Он расхохотался так, что у Темпл слегка поднялось настроение.
— Нет, правда! — продолжала она настойчиво. — Могу поспорить, что в колледже вашей специализацией была психология, так?
Смеющееся лицо Мэтта сделалось серьезным. Темпл почувствовала себя так, точно шагнула с края бассейна, слишком поздно заметив, что там нет воды.
— Скорее, социология, — ответил он осторожно.
— Но это достаточно близко!.. — Темпл осеклась, поняв, что опять выпытывает. — Простите. Пиарщики от природы любопытны.
— Как кошки.
— Ага.
Она поскребла шпилькой горячий растрескавшийся бетон, обрамляющий бассейн.
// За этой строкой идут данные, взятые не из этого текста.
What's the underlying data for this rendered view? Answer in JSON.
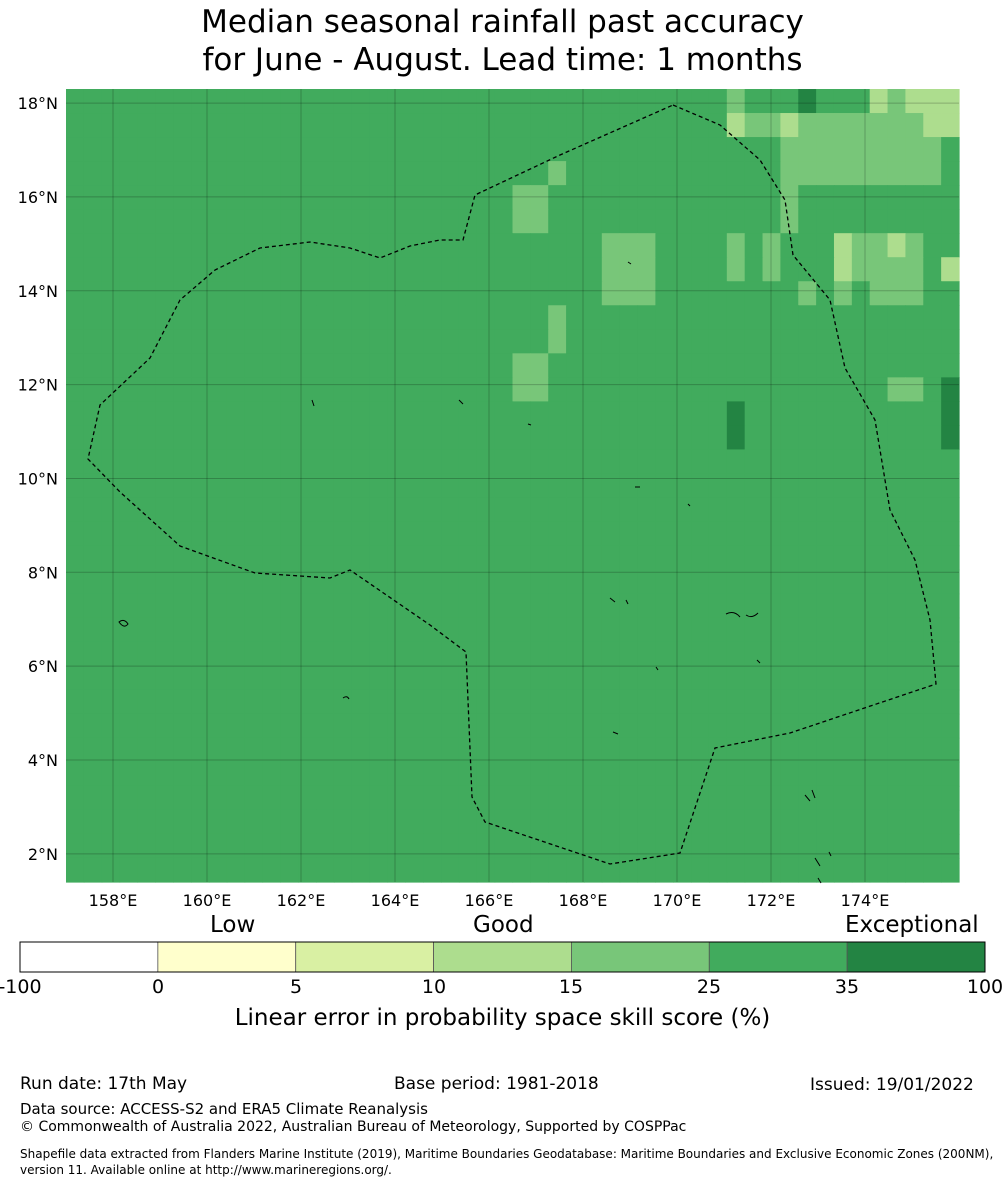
{
  "title": {
    "line1": "Median seasonal rainfall past accuracy",
    "line2": "for June - August. Lead time: 1 months"
  },
  "map": {
    "lat_labels": [
      "18°N",
      "16°N",
      "14°N",
      "12°N",
      "10°N",
      "8°N",
      "6°N",
      "4°N",
      "2°N"
    ],
    "lon_labels": [
      "158°E",
      "160°E",
      "162°E",
      "164°E",
      "166°E",
      "168°E",
      "170°E",
      "172°E",
      "174°E"
    ],
    "lat_range": [
      1.4,
      18.3
    ],
    "lon_range": [
      157.0,
      176.0
    ],
    "grid_rows": [
      "44444444444444444444444444444444444443444544423222",
      "44444444444444444444444444444444444442332333333322",
      "44444444444444444444444444444444444444443333333334",
      "44444444444444444444444444434444444444443333333334",
      "44444444444444444444444443344444444444443444444444",
      "44444444444444444444444443344444444444443444444444",
      "44444444444444444444444444444433344443434442332344",
      "44444444444444444444444444444433344443434442333342",
      "44444444444444444444444444444433344444444343433344",
      "44444444444444444444444444434444444444444444444444",
      "44444444444444444444444444434444444444444444444444",
      "44444444444444444444444443344444444444444444444444",
      "44444444444444444444444443344444444444444444443345",
      "44444444444444444444444444444444444445444444444445",
      "44444444444444444444444444444444444445444444444445",
      "44444444444444444444444444444444444444444444444444",
      "44444444444444444444444444444444444444444444444444",
      "44444444444444444444444444444444444444444444444444",
      "44444444444444444444444444444444444444444444444444",
      "44444444444444444444444444444444444444444444444444",
      "44444444444444444444444444444444444444444444444444",
      "44444444444444444444444444444444444444444444444444",
      "44444444444444444444444444444444444444444444444444",
      "44444444444444444444444444444444444444444444444444",
      "44444444444444444444444444444444444444444444444444",
      "44444444444444444444444444444444444444444444444444",
      "44444444444444444444444444444444444444444444444444",
      "44444444444444444444444444444444444444444444444444",
      "44444444444444444444444444444444444444444444444444",
      "44444444444444444444444444444444444444444444444444",
      "44444444444444444444444444444444444444444444444444",
      "44444444444444444444444444444444444444444444444444",
      "44444444444444444444444444444444444444444444444444"
    ]
  },
  "colorbar": {
    "word_low": "Low",
    "word_good": "Good",
    "word_exceptional": "Exceptional",
    "ticks": [
      "-100",
      "0",
      "5",
      "10",
      "15",
      "25",
      "35",
      "100"
    ],
    "colors": [
      "#ffffff",
      "#ffffcc",
      "#d9f0a3",
      "#addd8e",
      "#78c679",
      "#41ab5d",
      "#238443"
    ],
    "label": "Linear error in probability space skill score (%)"
  },
  "footer": {
    "run_date": "Run date: 17th May",
    "base_period": "Base period: 1981-2018",
    "issued": "Issued: 19/01/2022",
    "data_source": "Data source: ACCESS-S2 and ERA5 Climate Reanalysis",
    "copyright": "© Commonwealth of Australia 2022, Australian Bureau of Meteorology, Supported by COSPPac",
    "shapefile": "Shapefile data extracted from Flanders Marine Institute (2019), Maritime Boundaries Geodatabase: Maritime Boundaries and Exclusive Economic Zones (200NM), version 11. Available online at http://www.marineregions.org/."
  }
}
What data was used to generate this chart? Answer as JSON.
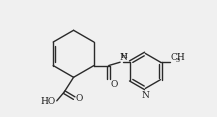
{
  "bg_color": "#f0f0f0",
  "bond_color": "#2a2a2a",
  "bond_lw": 1.0,
  "text_color": "#1a1a1a",
  "font_size": 6.5,
  "fig_width": 2.17,
  "fig_height": 1.17,
  "dpi": 100,
  "xlim": [
    0.0,
    1.0
  ],
  "ylim": [
    0.1,
    0.95
  ]
}
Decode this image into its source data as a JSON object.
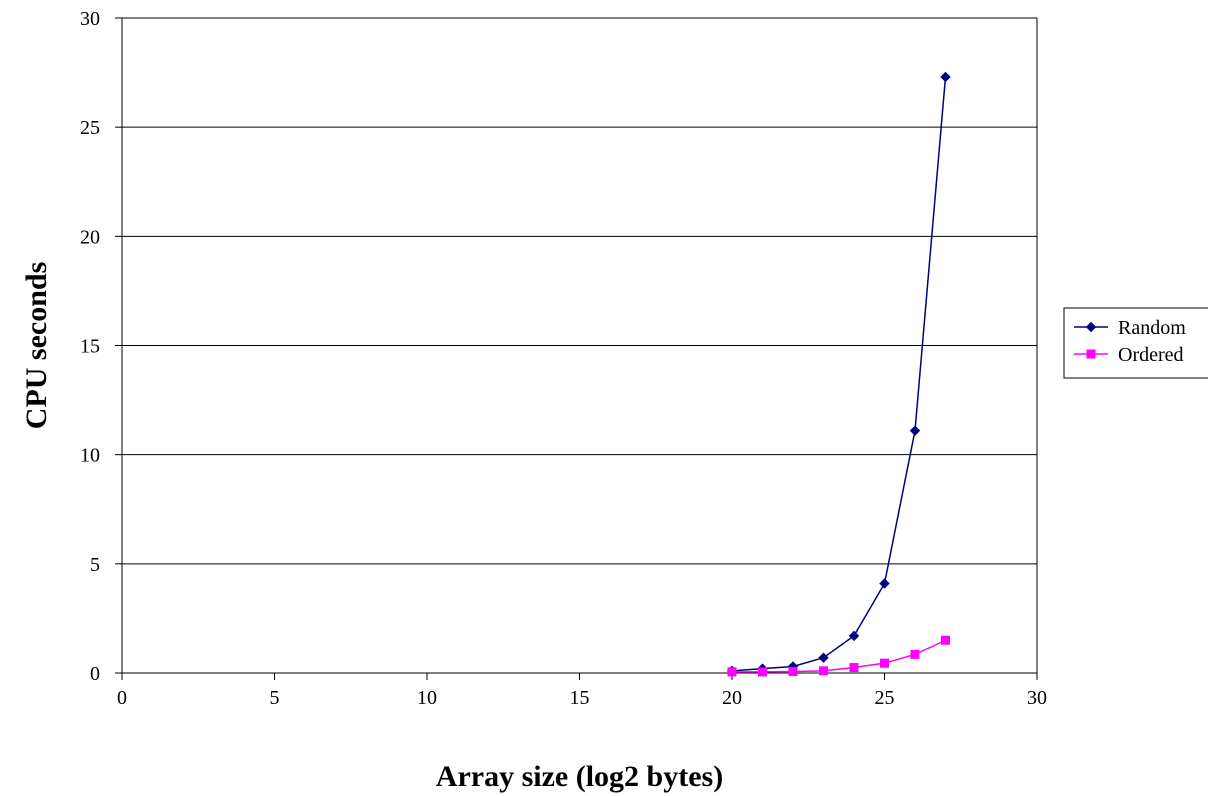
{
  "chart_data": {
    "type": "line",
    "title": "",
    "xlabel": "Array size (log2 bytes)",
    "ylabel": "CPU seconds",
    "xlim": [
      0,
      30
    ],
    "ylim": [
      0,
      30
    ],
    "x_ticks": [
      0,
      5,
      10,
      15,
      20,
      25,
      30
    ],
    "y_ticks": [
      0,
      5,
      10,
      15,
      20,
      25,
      30
    ],
    "x_tick_labels": [
      "0",
      "5",
      "10",
      "15",
      "20",
      "25",
      "30"
    ],
    "y_tick_labels": [
      "0",
      "5",
      "10",
      "15",
      "20",
      "25",
      "30"
    ],
    "grid": "horizontal",
    "legend_position": "right",
    "x": [
      20,
      21,
      22,
      23,
      24,
      25,
      26,
      27
    ],
    "series": [
      {
        "name": "Random",
        "color": "#000080",
        "marker": "diamond",
        "values": [
          0.1,
          0.2,
          0.3,
          0.7,
          1.7,
          4.1,
          11.1,
          27.3
        ]
      },
      {
        "name": "Ordered",
        "color": "#FF00FF",
        "marker": "square",
        "values": [
          0.05,
          0.05,
          0.07,
          0.1,
          0.25,
          0.45,
          0.85,
          1.5
        ]
      }
    ]
  }
}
Луи был еще одной причиной того, что она так упала духом. Светло-карие глаза Мэтта внимательно изучали ее. Темпл хотела бы знать, нарочно ли он возобновил тему кота, чтобы отвлечь ее от самого себя — от темы профилирующих предметов в колледже. Может ли такое быть? Или он не учился в колледже и стесняется этого? Пора укротить свое любопытство и сдать назад, пока не спугнула.
— А чем вы вообще занимаетесь? — услышала она собственный неугомонный голос, прежде чем внутренний голос успел ее остановить.
Мэтт улыбнулся жалобной улыбкой, которая так нравилась Темпл:
— Я работаю на телефоне доверия.
— Ага! Психиатр!
— Не совсем. Я… не закончил образование.
— Но вы великолепный слушатель. Простите, что я набросилась на религию. Вы, должно быть, имели некоторый церковный опыт во время своих юношеских исканий, как говорят социологи, — предположила Темпл. — Вы играете на двухмануальном органе. Этот свадебный марш, который вы сыграли для Электры, был восхитителен. Я подслушивала. Что это было?
Он улыбнулся, набрав полный рот терпкого лимонада:
— Это был и не марш, и не свадебный.
— Но он великолепно подходил! Медленный, возвышенный и нежный. Я бы хотела иметь его на CD.
Улыбка расплылась шире:
— Спросите в музыкальном магазине Боба Дилана.
— Старого хрипуна? Вы шутите?
— Богом клянусь. Это была “Love Minus Zero — No Limit”. Послушайте ее — там даже текст гименейский.
— Какой?
— Это из древней Греции, типа свадебный.
— О, как бог Гименей… — Темпл почувствовала, что краснеет, связав имя божества брака со словом, образованным от него и используемым в гинекологической терминологии[48].